Biological age of transplanted livers

The scarcity of human donor organs in terms of availability for transplants is a renowned problem. The high request of organs moves toward an increased use of marginal donors, including organs from old or very old donors usually transplanted into younger recipients. Within the context of orthotopic liver transplants, clinical evidence suggests that livers from aged donors (≥ 70 years) do have function and duration comparable to those achievable with livers from younger donors. Paradigmatic are the cases of 26 octogenarians livers being transplanted between 1998 and 2006, 15 patients out of 26 are currently alive and 2 of those organs being centenarians.

Our team was deeply involved in an Italian national project to collect biological data to answer the question - why livers from old donors may be successfully used for transplants. The first evidence was a relative low grade of aging signs of liver donors at histological and cytological level, also including the three major proteolytic activities of proteasome, comparing young and old livers. Further, we tried to investigate the epigenetic age-related modifications in terms of liver microRNAs (miRs). We discovered that at 60-70 years of chronological age, three miRs start to increase their expression level, i.e. miR-31-5p; miR-141-3p; miR-200c-3p, and we assumed such an increase as markers of aging in human liver. When a relatively young liver was transplanted into a relatively older recipient (Δ age-mismatch average: +27 years) the expression of these miRs significantly increased in the organ (follow up after graft at 15 ± 7 months). It is interesting that we were not able to document the reverse. Indeed, when a relatively old liver was transplanted into a relatively young recipient (Δ age-mismatch average: -17 years), the expression of the three above-mentioned miRs did not change (follow up after graft at 10 ± 2 months).

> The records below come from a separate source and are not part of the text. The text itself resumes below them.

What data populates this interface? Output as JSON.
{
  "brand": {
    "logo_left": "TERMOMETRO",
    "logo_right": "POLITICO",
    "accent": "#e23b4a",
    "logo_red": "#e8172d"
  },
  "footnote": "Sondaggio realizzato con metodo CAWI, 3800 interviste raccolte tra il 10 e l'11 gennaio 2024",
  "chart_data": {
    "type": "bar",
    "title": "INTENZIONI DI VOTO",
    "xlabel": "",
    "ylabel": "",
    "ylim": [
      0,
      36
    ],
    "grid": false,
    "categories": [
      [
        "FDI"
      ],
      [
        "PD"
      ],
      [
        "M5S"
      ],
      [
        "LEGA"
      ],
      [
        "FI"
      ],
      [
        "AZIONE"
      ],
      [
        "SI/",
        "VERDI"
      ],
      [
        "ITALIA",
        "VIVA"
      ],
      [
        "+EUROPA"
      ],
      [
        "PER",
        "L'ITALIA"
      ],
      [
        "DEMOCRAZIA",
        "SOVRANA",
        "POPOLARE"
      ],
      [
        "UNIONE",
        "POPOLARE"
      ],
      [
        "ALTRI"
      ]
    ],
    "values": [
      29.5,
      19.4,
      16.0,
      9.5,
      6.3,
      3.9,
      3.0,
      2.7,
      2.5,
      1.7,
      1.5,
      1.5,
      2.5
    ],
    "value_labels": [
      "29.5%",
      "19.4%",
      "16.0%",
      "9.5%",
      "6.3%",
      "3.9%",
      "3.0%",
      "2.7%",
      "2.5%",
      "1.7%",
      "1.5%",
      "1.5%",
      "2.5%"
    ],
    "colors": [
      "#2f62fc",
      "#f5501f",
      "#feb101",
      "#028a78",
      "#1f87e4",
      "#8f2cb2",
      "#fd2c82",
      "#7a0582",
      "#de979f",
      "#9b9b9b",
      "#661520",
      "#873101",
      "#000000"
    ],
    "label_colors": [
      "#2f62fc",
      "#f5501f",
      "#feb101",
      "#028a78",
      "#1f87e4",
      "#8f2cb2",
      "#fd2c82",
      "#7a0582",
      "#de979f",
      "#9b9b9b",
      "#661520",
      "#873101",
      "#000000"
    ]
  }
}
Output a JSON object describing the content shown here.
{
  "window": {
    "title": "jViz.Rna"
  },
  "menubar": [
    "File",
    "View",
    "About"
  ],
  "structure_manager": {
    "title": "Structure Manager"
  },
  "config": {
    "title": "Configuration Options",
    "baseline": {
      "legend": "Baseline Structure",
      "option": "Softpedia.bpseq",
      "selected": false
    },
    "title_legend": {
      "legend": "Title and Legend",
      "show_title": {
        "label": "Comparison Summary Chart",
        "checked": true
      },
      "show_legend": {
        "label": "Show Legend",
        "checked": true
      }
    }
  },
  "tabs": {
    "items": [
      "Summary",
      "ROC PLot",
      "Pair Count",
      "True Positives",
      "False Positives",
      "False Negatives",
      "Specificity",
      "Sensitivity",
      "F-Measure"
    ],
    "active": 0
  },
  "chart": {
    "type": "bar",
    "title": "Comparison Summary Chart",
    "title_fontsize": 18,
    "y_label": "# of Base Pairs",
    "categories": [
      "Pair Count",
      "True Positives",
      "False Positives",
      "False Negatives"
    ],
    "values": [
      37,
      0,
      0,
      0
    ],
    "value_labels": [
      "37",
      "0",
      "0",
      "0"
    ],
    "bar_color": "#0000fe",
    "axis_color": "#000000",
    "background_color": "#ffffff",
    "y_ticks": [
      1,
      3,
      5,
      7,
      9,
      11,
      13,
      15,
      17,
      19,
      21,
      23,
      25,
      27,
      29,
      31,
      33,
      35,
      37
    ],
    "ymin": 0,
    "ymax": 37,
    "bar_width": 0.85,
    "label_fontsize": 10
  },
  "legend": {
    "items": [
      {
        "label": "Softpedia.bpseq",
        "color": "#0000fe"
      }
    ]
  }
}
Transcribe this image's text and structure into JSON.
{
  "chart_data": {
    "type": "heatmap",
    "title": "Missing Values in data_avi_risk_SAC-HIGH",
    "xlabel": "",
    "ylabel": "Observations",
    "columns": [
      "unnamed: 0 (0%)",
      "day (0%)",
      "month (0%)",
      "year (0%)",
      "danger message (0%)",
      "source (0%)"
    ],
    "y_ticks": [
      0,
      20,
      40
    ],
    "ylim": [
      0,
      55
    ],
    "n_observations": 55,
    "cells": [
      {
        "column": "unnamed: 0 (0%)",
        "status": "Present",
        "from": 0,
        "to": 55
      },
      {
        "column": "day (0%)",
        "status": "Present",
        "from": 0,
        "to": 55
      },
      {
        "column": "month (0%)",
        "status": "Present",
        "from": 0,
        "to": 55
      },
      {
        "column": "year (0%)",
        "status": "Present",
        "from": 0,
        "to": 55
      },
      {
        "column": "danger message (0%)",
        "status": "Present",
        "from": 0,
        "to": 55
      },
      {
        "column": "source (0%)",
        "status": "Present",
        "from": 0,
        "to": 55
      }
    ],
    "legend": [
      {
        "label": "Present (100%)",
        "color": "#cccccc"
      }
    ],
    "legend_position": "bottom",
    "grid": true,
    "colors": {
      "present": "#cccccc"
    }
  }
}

On the whole, these observations suggest that in the setting of liver transplantation the aging phenotype can be "transmitted/propagated" more easily than the young phenotype via the body microenvironment. Recently, we studied the above mentioned miRs using single-miR real time-RT qPCR on blood serum samples from 34 recipients stratified on the basis of donor liver chronological age. No difference was observed, thus suggesting that the phenomenon previously found was tightly related to the organ itself without miR-specific exocytosis and changes at circulating level, at least for the identified miRs.

The biological effect of donor and recipient age-mismatch is a topic rather neglected despite its great potential, biological and clinical interest. The possibility that a centenarian liver can still function properly may suggest not only the intrinsic peculiarity of this organ (slowed down ageing; regeneration phenomena), but also the interaction with the younger recipients. This interaction was previously demonstrated in heterochronic parabiosis experiments in mice models, but deep analyses need specifically in humans, aiming at explain the reason of the variability associated with the duration of transplant.

Comments

This is an importnat and interesting path to follow up with

And there is a proxy:

When one goes into the "cross-age" transplantation research liteature from the 1940s-1970s regenerative biology era, you find a wealth of papers on these dynamics

Invariably the message from those days is "young into old" does much worse than "old into young"

Posted by: Ira S. Pastor at February 9th, 2018 5:04 AM

I read a few years ago at the site of pioneer heart transplant surgeon Dr. Thomas E. Starzl that they discovered that when you transplant a heart you also transplant some of the donors stem cells that circulates in the recipients body. It should be somewhere on this site:

http://www.starzl.pitt.edu

Posted by: Norse at February 9th, 2018 6:21 AM

There should be much more research into this topic that the article covers. It should already have been. That they dont started studies into this when they started with transplantation medicine is waste of time (decades) and money.

Posted by: Norse at February 9th, 2018 6:26 AM

Maybe such studies were impossible to conduct in the past because medical patient journals were not digital.